Edited on Wed Jun-21-06 03:02 PM by blindpig
the "little Eichmanns" thing. All who participate in our civilizaton are "little Eichmanns" unless we are in active opposition, in the context of this argument. Otherwise I'm with ya, we're in one fuck of a bind.

"Once, our species did live in stable harmony with the natural environment (and in some small groups it still does). This was not because people were incapable of changing their environment or lacked acumen; it was not simply on account of a holistic or reverent attitude; rather, there was some more enveloping and deeper reason. The change to a more hostile stance toward nature began between five and ten thousand years ago and became more destructive and less accountable with the progress of civilization.

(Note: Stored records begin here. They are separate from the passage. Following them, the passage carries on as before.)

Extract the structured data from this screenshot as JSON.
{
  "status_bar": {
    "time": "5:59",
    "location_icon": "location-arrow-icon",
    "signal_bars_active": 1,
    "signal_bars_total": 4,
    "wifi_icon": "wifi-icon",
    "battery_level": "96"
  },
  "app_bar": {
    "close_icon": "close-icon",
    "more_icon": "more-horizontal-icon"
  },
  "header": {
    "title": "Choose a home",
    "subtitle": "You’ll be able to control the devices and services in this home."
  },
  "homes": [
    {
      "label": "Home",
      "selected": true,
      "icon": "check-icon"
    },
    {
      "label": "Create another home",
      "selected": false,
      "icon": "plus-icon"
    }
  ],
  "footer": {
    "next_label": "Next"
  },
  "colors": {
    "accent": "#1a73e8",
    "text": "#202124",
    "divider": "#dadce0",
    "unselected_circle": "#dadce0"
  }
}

The economic and material demands of growing villages and towns are, I believe, not causes but results of this change. In concert with advancing knowledge and human organization it wrenched the ancient social machinery that had limited human births. It fostered a new sense of human mastery and the extirpation of nonhuman life. In hindsight this change has been explained in terms of necessity or as the decline of ancient gods. But more likely it was irrational (though not unlogical) and unconscious, a kind of failure in some fundamental dimension of human existence, an irrationality beyond mistakenness, a kind of madness."

Paul Shepard, Nature and Madness

edited for omitted preposition.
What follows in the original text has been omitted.